Most of the people with whom I associate have at least three phone numbers -- work, home and cell. On any given day, one should be able to contact them at their domicile or their place of employment or virtually anywhere else-- the store, on the road, in the bathroom, whereever!
Some of this need to always be at the beck and call of anyone who wants to contact us at anytime, anywhere, is a little annoying, but I guess that's our fault for giving in to demands of being connected and wired to the rest of the societal collective.
I live not too far from a mentality that seems not have given in, and I must take it or leave it.
While trying to get in touch with a colleague who was teaching at a remote training facility in the Cascade mountains, I had a devil of a time trying to track down the phone number. Since this facility is located on property owned by the city of Seattle, I called them. I got put on hold, forever. Then I called another number. No one was there, and the recorded voice stated that all messages would be checked twice a week. I didn't know if one of those checks would have been made on a Thursday, so I hung up. Finally, I called some executive director and ended up with his executive assistant. She didn't know the phone number, and suggested that I call all the numbers I previously tried. When I told her I had had no success, she suggested I call the general store that is about 10 miles from the location of the training facility and, in her words, "see what happens."
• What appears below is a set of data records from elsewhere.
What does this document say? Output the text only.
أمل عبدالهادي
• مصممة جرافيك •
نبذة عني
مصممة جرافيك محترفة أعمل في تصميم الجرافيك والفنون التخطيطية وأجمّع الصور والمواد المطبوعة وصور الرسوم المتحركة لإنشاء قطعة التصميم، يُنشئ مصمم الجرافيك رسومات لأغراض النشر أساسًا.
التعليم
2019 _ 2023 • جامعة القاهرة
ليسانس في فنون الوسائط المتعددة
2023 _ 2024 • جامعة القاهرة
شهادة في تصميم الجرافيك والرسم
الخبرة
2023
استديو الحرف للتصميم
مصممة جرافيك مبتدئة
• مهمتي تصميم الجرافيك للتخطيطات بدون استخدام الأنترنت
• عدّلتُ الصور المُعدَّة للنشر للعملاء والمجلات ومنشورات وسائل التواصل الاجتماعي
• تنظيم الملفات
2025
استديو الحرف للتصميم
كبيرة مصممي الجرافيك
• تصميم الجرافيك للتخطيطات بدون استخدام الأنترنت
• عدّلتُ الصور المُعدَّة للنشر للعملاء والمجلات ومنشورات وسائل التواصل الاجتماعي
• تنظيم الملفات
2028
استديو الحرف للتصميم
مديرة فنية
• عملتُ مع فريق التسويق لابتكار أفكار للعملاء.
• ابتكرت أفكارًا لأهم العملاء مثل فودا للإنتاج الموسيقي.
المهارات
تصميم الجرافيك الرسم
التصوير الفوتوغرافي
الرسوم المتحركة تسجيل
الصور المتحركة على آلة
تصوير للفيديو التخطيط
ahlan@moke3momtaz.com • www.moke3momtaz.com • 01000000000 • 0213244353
The lady at the general store said that, yes, she did have the phone number in question, but it was around there "somewhere." She asked her co-worker for the number. I heard her helpful colleague ask her who it was who wanted to know, and perhaps the caller could call the main training office number in another town. Fortunately, the number was found, and I was in business.
When I finally reached my destination, and before I was able to talk with my co-worker, the lady on the other end said that they don't publish the number. Well, that was helpful.
I think I have gotten used to easy access these days. With a few taps of the keyboard, I usually can track down whatever and whomever I want with relative ease. But if someone doesn't want to be found, it's frustrating.
But, I guess for people who live upriver and up in the mountains, being hard to reach is a skill they seem to have mastered. In one of these upriver towns, though, I know from experience that if they can't be found at home, or at their place of employment or out plowing the fields, they can be found at the local tavern. So, perhaps they aren't trying to hide after all. Perhaps their location just is on a need-to-know basis. And if you ain't from there, and if they don't know you, you don't need to know.